Ann Arbor — There were plenty of adjectives to use on Saturday afternoon as Michigan State’s players and its head coach tried to describe what had just happened at Michigan Stadium.
The 44-10 loss to Michigan— the worst in the series for the Spartans since a 49-3 defeat in 2002 — was called “disappointing” by coach Mark Dantonio while junior linebacker Antjuan Simmons described the Spartans as “stunned” with fifth-year senior defensive tackle Raequan Williams calling the 467 total yards allowed “ridiculous.”
All were apt descriptions, and it’s likely there was some more colorful language used in the locker room or the living rooms of Michigan State fans around the state.
However, as fifth-year senior quarterback Brian Lewerke spoke after the game — the fifth straight loss for Michigan State — there was, for the first time, a hint of a player who was starting to feel anger over how the season has turned out.

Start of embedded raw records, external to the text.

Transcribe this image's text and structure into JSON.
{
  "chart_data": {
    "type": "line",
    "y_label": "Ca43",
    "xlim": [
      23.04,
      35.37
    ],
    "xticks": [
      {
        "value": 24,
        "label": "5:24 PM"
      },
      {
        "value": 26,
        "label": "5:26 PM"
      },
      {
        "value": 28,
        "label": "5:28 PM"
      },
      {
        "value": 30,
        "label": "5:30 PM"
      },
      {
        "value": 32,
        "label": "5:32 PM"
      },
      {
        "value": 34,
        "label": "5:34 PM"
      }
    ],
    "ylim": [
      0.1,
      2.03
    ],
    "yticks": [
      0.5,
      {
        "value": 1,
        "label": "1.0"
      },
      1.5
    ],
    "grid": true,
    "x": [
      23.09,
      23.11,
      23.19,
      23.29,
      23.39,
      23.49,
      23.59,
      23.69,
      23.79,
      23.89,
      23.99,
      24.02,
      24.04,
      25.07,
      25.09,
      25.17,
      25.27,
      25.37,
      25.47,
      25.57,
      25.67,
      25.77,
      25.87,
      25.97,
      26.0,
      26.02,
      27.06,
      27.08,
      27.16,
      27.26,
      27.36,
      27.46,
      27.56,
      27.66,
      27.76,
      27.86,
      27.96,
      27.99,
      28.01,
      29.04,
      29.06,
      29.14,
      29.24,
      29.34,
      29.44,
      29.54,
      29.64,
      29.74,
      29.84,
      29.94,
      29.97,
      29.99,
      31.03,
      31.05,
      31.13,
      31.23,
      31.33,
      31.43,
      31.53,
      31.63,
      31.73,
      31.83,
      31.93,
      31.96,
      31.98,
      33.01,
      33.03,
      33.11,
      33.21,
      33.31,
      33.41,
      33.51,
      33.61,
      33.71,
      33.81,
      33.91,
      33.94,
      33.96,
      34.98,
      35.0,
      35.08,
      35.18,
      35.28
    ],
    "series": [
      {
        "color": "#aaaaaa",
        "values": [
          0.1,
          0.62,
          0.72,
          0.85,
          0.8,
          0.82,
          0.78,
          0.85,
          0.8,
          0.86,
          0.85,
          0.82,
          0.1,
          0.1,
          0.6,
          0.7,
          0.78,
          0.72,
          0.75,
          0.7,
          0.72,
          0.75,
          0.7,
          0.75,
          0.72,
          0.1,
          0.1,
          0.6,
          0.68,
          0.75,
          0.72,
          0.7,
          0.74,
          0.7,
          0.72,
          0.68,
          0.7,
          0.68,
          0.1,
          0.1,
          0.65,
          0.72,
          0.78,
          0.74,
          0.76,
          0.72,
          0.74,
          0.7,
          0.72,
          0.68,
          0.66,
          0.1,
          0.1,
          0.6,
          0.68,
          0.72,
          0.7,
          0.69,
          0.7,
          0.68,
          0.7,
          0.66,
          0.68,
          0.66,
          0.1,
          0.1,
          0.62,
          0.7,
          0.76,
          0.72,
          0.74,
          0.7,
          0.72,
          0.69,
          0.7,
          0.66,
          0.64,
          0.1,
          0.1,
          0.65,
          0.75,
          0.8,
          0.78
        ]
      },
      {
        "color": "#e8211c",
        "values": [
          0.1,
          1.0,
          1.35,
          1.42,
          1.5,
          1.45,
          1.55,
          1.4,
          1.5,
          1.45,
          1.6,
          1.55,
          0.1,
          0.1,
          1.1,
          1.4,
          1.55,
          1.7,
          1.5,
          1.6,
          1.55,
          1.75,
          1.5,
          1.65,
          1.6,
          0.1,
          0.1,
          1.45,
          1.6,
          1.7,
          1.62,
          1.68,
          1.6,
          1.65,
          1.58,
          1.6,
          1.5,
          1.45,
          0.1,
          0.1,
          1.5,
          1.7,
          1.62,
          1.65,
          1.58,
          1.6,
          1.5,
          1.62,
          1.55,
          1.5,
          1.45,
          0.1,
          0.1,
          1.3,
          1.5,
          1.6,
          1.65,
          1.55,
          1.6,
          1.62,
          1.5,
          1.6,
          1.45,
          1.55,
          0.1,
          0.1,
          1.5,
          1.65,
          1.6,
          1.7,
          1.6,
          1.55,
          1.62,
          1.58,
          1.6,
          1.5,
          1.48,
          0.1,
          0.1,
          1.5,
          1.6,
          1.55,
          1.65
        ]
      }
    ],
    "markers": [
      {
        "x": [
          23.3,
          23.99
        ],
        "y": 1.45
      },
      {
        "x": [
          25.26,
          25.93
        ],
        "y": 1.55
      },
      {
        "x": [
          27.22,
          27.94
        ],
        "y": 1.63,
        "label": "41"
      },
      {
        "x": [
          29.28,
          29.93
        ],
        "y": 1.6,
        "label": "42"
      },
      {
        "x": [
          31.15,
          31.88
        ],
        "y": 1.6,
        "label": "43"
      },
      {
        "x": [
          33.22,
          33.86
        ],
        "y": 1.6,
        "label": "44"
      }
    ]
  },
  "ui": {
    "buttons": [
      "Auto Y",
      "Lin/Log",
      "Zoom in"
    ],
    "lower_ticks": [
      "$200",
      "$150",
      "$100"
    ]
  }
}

“Obviously upset,” Lewerke said after going 17-for-30 passing for 166 yards, a touchdown and two interceptions in his final meeting with the Wolverines. “This is the last time I’ll play them so a little bit upset, but we’ve got to win two games to make it to a bowl game.”
Ah yes. The silver lining, or, as silver as it can get for a team that began the season expecting to play for a championship but instead finds itself scrambling just to become bowl eligible with its two remaining games against lowly Rutgers and Maryland.
It’s not the position Lewerke thought he’d be in during his final season.
“Yeah, I definitely didn't think that we would be in the situation we're in right now,” he said. “But here we are, and we need these two wins to get to a bowl game.”
There’s plenty of reasons why Michigan State (4-6, 2-5 Big Ten) is where it is right now. Sure, there have been plenty of injuries on the offensive side of the ball, but that comes across much more as an excuse than a reality. Instead, this is a team that never really progressed after winning 10 games in 2017.
The core of that group was around last year for a fairly uninspiring 7-6 mark and the same core is here now, wondering why all of its experience has mattered little as the offense has continued to be among the worst in the nation and the once-intimidating defense has lost its edge.
Lewerke offered what seemed like a bit of a glimpse.
“There's only so much people can do before people start listening and doing the right thing and not committing penalties,” he said after the demoralizing loss to the Wolverines. “You got to get in their head. I don't think it's a huge deal, but we gotta make sure we're on the same page offensively. Too many mistakes, (missed assignments), all that stuff.”
Michigan State's Brian Lewerke, Antjuan Simmons and David Dowell discuss the 44-10 loss at Michigan on Saturday. Matt Charboneau, The Detroit News
For the first time, it appears, Michigan State didn’t feel together. Even as the losses piled up, the idea of chemistry being affected never seemed to surface, certainly not like in 2016 when a fractured locker room helped play a significant role in a 3-9 season a year after reaching the College Football Playoff.
However, as the reality of a five-game skid has set in, the frustration has come with it. It’s easy to understand. The Spartans believed they’d be pushing to win the Big Ten East and at least come close to getting back to Indianapolis for the conference championship game for the first time since 2015.
Instead, the only thing left to play for is a lower-tier bowl game.
And while Lewerke seemed to indicate everyone isn’t on the same page, Dantonio believes his team will continue to work toward the only goal left.
“I don't like losing these guys,” Dantonio said on Saturday. “I don't think you’ve got to reinvigorate me. I don't like losing, period. But got to get ready for the next one. There are a lot of disappointing things that we need to correct, but we’ll continue to hold our players accountable to how they play but also to how hard they play and I think we're going to play hard.
“We will play hard. We'll get ready to play and our chemistry, I think, is good, and I think that our work ethic on the field on game days is solid. We’ll come to play and compete, but we’ve got to play better though.”
By the time the Spartans take the field next Saturday against Rutgers, they’ll surely be dialed back in, focused on getting their first win since beating Indiana on Sept. 28.
It won’t be simple, and there’s likely still some lingering frustration. And even if there is some division or a lack of attention to detail, it’s clear the approach the Spartans need will be more like what Simmons described.
“We just gotta keep fighting, just got to keep fighting,” Simmons said. “I keep saying it over and over again, but we got to keep fighting. We have to. As soon as we roll over — I said this a few weeks ago, it can be a lot worse than this. A lot worse. So, we just got to keep fighting and show we're tough and we're not gonna quit.”